Quest’area, nota come Petrosa-Conca del Re, ospita una pianta rara e protetta, il “Piumino delle Fate”, il cui futuro è ora a rischio a causa di un progetto per l’installazione di pannelli fotovoltaici.
Il fascino del “Piumino delle Fate”
Nella loro lettera, l’associazione descrive con parole semplici e evocative il “Piumino delle Fate” (o lino delle fate piumoso) come una graminacea selvatica con un’infiorescenza soffice e setosa, da cui prende il nome. Quando il vento le accarezza, le piantine si muovono all’unisono, creando l’illusione di un mare dorato. Il piccolo Adam, che ha avuto modo di vederla da vicino, l’ha definita “un’immensa distesa d’oro”.
Questa pianta non è solo bella, ma è anche rara e protetta dalle leggi italiane ed europee. La sua presenza è diventata sempre più sporadica a causa dell’intervento umano, e con essa rischiano di scomparire anche gli animali che trovano rifugio e nutrimento tra i suoi ciuffi.
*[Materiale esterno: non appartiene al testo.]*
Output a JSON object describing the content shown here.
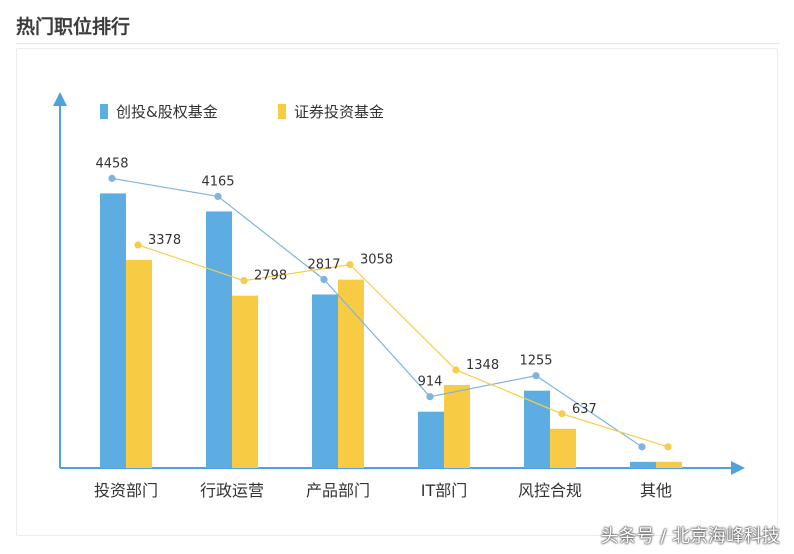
{
  "page": {
    "title": "热门职位排行",
    "watermark": "头条号 / 北京海峰科技"
  },
  "colors": {
    "series1": "#5DADE2",
    "series2": "#F8CB45",
    "line1": "#7FB3E0",
    "line2": "#F4CE4A",
    "axis": "#4FA3DC",
    "text": "#333333"
  },
  "chart_data": {
    "type": "bar",
    "title": "",
    "xlabel": "",
    "ylabel": "",
    "ylim": [
      0,
      5000
    ],
    "legend_position": "top-left",
    "grid": false,
    "categories": [
      "投资部门",
      "行政运营",
      "产品部门",
      "IT部门",
      "风控合规",
      "其他"
    ],
    "series": [
      {
        "name": "创投&股权基金",
        "values": [
          4458,
          4165,
          2817,
          914,
          1255,
          100
        ]
      },
      {
        "name": "证券投资基金",
        "values": [
          3378,
          2798,
          3058,
          1348,
          637,
          100
        ]
      }
    ],
    "data_labels": [
      [
        "4458",
        "4165",
        "2817",
        "914",
        "1255",
        ""
      ],
      [
        "3378",
        "2798",
        "3058",
        "1348",
        "637",
        ""
      ]
    ],
    "overlay_lines": true
  }
}
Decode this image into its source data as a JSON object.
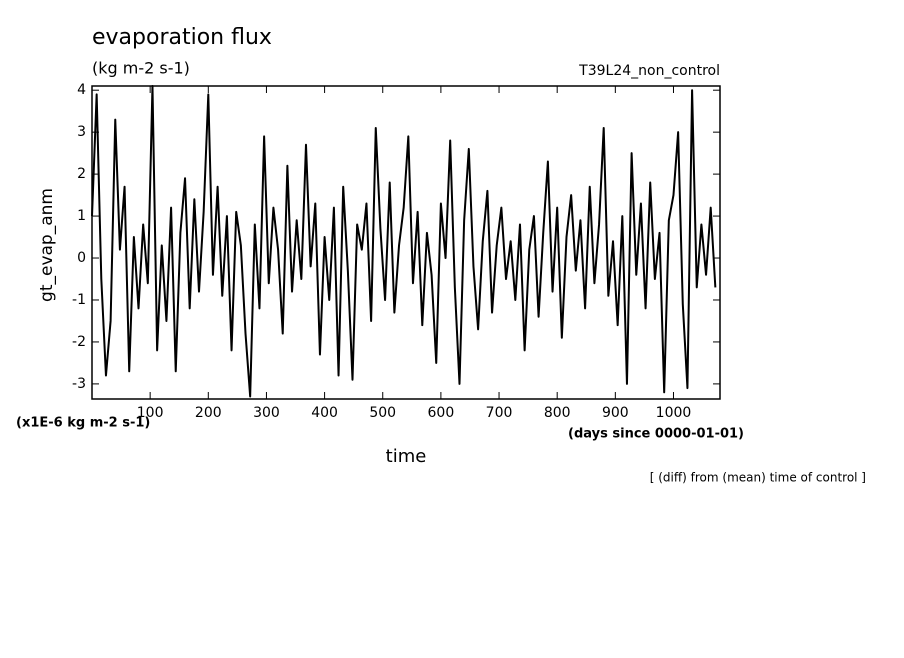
{
  "chart_data": {
    "type": "line",
    "title": "evaporation flux",
    "subtitle": "(kg m-2 s-1)",
    "run_label": "T39L24_non_control",
    "y_label": "gt_evap_anm",
    "y_unit": "(x1E-6 kg m-2 s-1)",
    "x_unit": "(days since 0000-01-01)",
    "x_label": "time",
    "annotation": "[ (diff) from (mean) time of control ]",
    "xlim": [
      0,
      1080
    ],
    "ylim": [
      -3.36,
      4.1
    ],
    "xticks": [
      100,
      200,
      300,
      400,
      500,
      600,
      700,
      800,
      900,
      1000
    ],
    "yticks": [
      -3,
      -2,
      -1,
      0,
      1,
      2,
      3,
      4
    ],
    "series": [
      {
        "name": "gt_evap_anm",
        "color": "#000000",
        "x": [
          0,
          8,
          16,
          24,
          32,
          40,
          48,
          56,
          64,
          72,
          80,
          88,
          96,
          104,
          112,
          120,
          128,
          136,
          144,
          152,
          160,
          168,
          176,
          184,
          192,
          200,
          208,
          216,
          224,
          232,
          240,
          248,
          256,
          264,
          272,
          280,
          288,
          296,
          304,
          312,
          320,
          328,
          336,
          344,
          352,
          360,
          368,
          376,
          384,
          392,
          400,
          408,
          416,
          424,
          432,
          440,
          448,
          456,
          464,
          472,
          480,
          488,
          496,
          504,
          512,
          520,
          528,
          536,
          544,
          552,
          560,
          568,
          576,
          584,
          592,
          600,
          608,
          616,
          624,
          632,
          640,
          648,
          656,
          664,
          672,
          680,
          688,
          696,
          704,
          712,
          720,
          728,
          736,
          744,
          752,
          760,
          768,
          776,
          784,
          792,
          800,
          808,
          816,
          824,
          832,
          840,
          848,
          856,
          864,
          872,
          880,
          888,
          896,
          904,
          912,
          920,
          928,
          936,
          944,
          952,
          960,
          968,
          976,
          984,
          992,
          1000,
          1008,
          1016,
          1024,
          1032,
          1040,
          1048,
          1056,
          1064,
          1072
        ],
        "values": [
          1.0,
          3.9,
          -0.5,
          -2.8,
          -1.5,
          3.3,
          0.2,
          1.7,
          -2.7,
          0.5,
          -1.2,
          0.8,
          -0.6,
          4.1,
          -2.2,
          0.3,
          -1.5,
          1.2,
          -2.7,
          0.6,
          1.9,
          -1.2,
          1.4,
          -0.8,
          1.1,
          3.9,
          -0.4,
          1.7,
          -0.9,
          1.0,
          -2.2,
          1.1,
          0.3,
          -1.8,
          -3.3,
          0.8,
          -1.2,
          2.9,
          -0.6,
          1.2,
          0.2,
          -1.8,
          2.2,
          -0.8,
          0.9,
          -0.5,
          2.7,
          -0.2,
          1.3,
          -2.3,
          0.5,
          -1.0,
          1.2,
          -2.8,
          1.7,
          -0.3,
          -2.9,
          0.8,
          0.2,
          1.3,
          -1.5,
          3.1,
          0.7,
          -1.0,
          1.8,
          -1.3,
          0.3,
          1.2,
          2.9,
          -0.6,
          1.1,
          -1.6,
          0.6,
          -0.4,
          -2.5,
          1.3,
          0.0,
          2.8,
          -0.7,
          -3.0,
          0.9,
          2.6,
          -0.2,
          -1.7,
          0.4,
          1.6,
          -1.3,
          0.3,
          1.2,
          -0.5,
          0.4,
          -1.0,
          0.8,
          -2.2,
          0.2,
          1.0,
          -1.4,
          0.6,
          2.3,
          -0.8,
          1.2,
          -1.9,
          0.5,
          1.5,
          -0.3,
          0.9,
          -1.2,
          1.7,
          -0.6,
          0.8,
          3.1,
          -0.9,
          0.4,
          -1.6,
          1.0,
          -3.0,
          2.5,
          -0.4,
          1.3,
          -1.2,
          1.8,
          -0.5,
          0.6,
          -3.2,
          0.9,
          1.5,
          3.0,
          -1.1,
          -3.1,
          4.0,
          -0.7,
          0.8,
          -0.4,
          1.2,
          -0.7
        ]
      }
    ]
  }
}
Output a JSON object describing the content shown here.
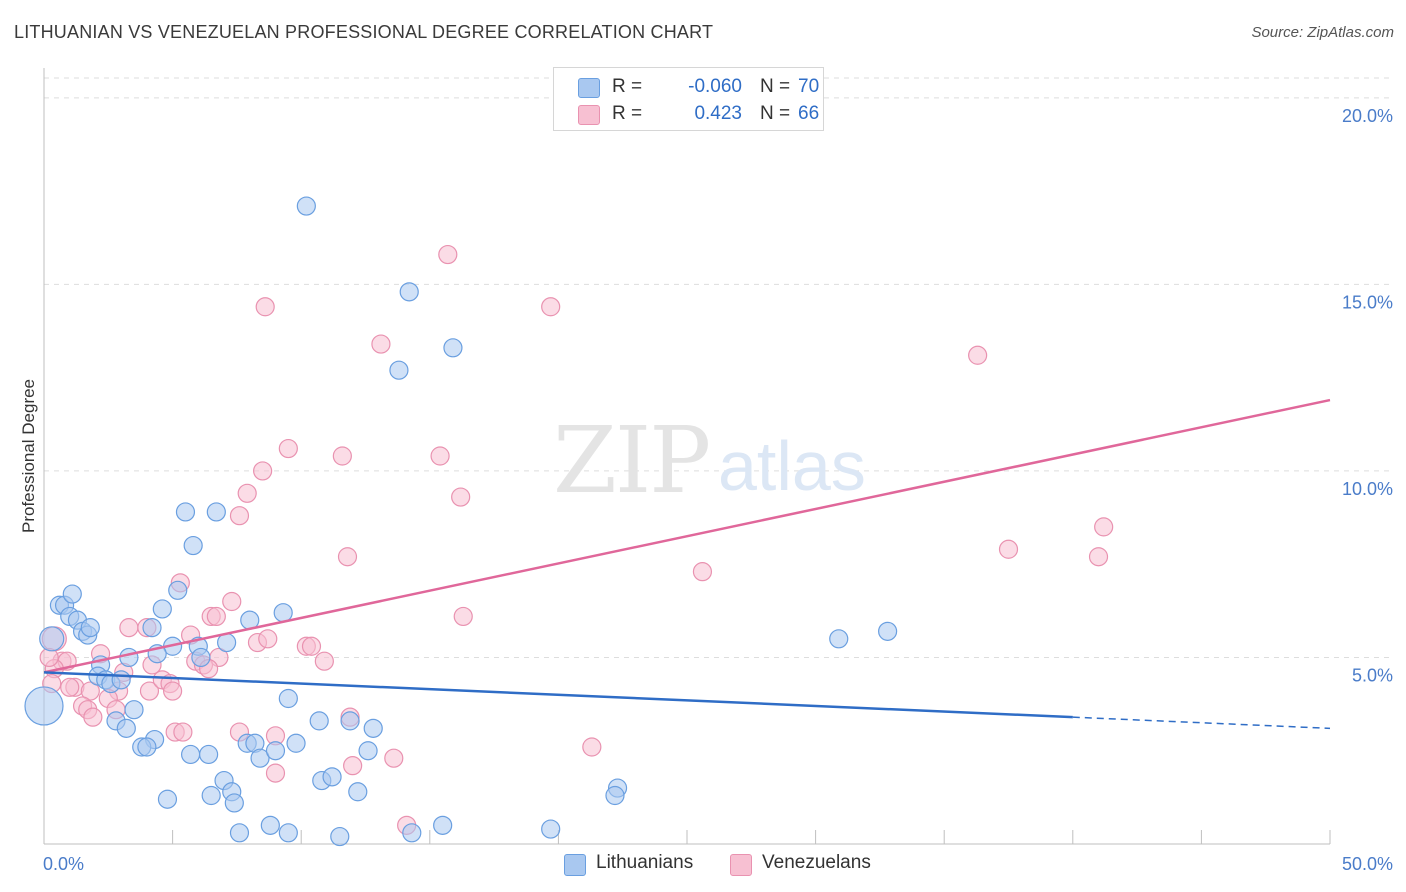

Un ecosistema unico in pericolo
La prateria di Petrosa-Conca del Re non è solo la casa del Piumino delle Fate. Al suo interno, prospera un ecosistema ricco e variegato, abitato da numerose specie, molte delle quali anch’esse protette e da salvaguardare. Tra queste, si menzionano la bellissima farfalla Melanargia e la Stregona, un insetto dalle lunghe zampe.
La zona è anche un paradiso per gli amanti degli uccelli, ospitando tutte le specie di un simpatico uccello protetto, l’allodola, che riempie l’alba con il suo canto. In alcuni periodi dell’anno, inoltre, la prateria si trasforma in un tripudio di colori grazie a fiori meravigliosi e dalle forme più strane, come le orchidee selvatiche selvatiche.
Il diritto delle future generazioni
Acanto sottolinea come questa “prateria” sia un bene comune, un patrimonio di cui tutti i cittadini possono godere, ma che hanno anche il “dovere” di conservare per le generazioni future, ovvero i bambini di oggi.
Il pericolo imminente è rappresentato da una grande società che intende sostituire questa preziosa distesa naturale con un impianto fotovoltaico. L’associazione critica la scelta di installare i pannelli proprio sulla prateria, anziché sui tetti delle case, un’alternativa che eviterebbe la distruzione di un habitat così vitale.
Un appello all’azione e alla consapevolezza
L’Organizzazione di Volontariato Acanto si dice impegnata a “fare tutto ciò che è possibile per conservare questo bellissimo e importante luogo naturale contro chi, come un mostro famelico, vorrebbe divorarlo e utilizzarlo per interessi personali ed economici”. La lettera esprime anche la delusione verso “altri adulti con ruolo pubblico di decisori e, teoricamente, di difensori dei territori e degli interessi della popolazione”, che “restano immobili senza prendere decisioni o peggio, fanno solo finta di agire”.
In conclusione, Acanto chiede scusa ai bambini per non essere riuscita a coinvolgere e spiegare a tutti i cittadini l’importanza di proteggere quest’area. L’organizzazione ribadisce che dietro ogni trasformazione del territorio ci sono scelte, e dietro queste scelte ci sono adulti che decidono per oggi e per il domani. La speranza è che i bambini di oggi possano diventare “uomini e donne più consapevoli, saggi e lungimiranti di tanti adulti di oggi”, imparando dagli errori del passato per preservare un futuro più verde e sostenibile.